Sebuah spanduk berukuran 8×4 meter terlihat membentang di atas fly over bertuliskan ‘Perkuat Persatuan Gerakan Rakyat untuk Mewujudkan Reforma Agraria Sejati, Penegakan HAM & Demokrasi’.

“Dua periode pemerintahan Jokowi adalah periode penuh ilusi bagi kaum tani dan rakyat tertindas lainnya. Pemerintahan Jokowi terus menghujani rakyat dengan berbagai regulasi dan kebijakannya yang semakin menyengsarakan kaum tani, masyarakat luas pedesaan dan rakyat tertindas lainnya,” ungkap Supianto, koordinator aksi, Senin (25/9/2023).

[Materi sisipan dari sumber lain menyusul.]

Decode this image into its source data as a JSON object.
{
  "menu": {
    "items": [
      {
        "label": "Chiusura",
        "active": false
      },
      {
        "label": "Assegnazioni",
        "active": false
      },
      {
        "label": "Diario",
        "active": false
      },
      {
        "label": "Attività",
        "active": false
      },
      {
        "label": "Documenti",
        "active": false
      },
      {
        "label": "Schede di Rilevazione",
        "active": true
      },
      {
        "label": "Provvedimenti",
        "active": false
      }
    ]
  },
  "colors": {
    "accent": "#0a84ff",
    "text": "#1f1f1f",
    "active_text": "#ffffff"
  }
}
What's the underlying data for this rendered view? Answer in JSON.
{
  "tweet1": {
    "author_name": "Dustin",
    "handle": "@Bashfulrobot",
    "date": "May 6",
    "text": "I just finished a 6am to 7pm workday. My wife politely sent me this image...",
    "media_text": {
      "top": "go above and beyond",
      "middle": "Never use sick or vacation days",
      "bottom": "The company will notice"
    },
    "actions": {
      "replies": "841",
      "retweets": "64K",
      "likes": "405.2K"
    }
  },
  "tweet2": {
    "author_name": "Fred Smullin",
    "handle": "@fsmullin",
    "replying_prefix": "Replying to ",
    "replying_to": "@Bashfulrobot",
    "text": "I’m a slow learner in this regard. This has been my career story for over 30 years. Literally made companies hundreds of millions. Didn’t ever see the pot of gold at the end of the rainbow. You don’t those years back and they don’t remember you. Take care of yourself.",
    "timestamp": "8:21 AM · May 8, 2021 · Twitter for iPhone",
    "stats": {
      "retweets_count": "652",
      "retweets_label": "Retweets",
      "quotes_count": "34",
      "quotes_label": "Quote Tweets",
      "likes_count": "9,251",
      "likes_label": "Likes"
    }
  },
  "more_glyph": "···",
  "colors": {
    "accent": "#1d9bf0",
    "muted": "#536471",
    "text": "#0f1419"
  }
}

Dalam periode kedua pemerintahannya, katanya, seluruh program Nawacita Jokowi hanyalah ilusi dan tak terbukti sanggup memperbaiki penghidupan kaum tani dan rakyat secara luas.

“Penghidupan masyarakat terus mengalami kemerosotan, utamanya masyarakat yang tinggal di pedesaan. Program reforma agraria yang telah diluncurkan sebagai salah satu program paling populer dalam seluruh paket Nawacita kenyataannya hanyalah tipuan bagi kaum tani dan masyarakat luas pedesaan, dan telah menjadi skema legal yang semakin melestarikan perampasan dan monopoli tanah.”

Reforma agraria Jokowi dinilai palsu dan telah membuka syarat dan fasilitas konsolidasi tanah yang semakin luas untuk berbagai proyek rakus tanah atas nama pembangunan, yang diperjelas dengan lahirnya omnibus law.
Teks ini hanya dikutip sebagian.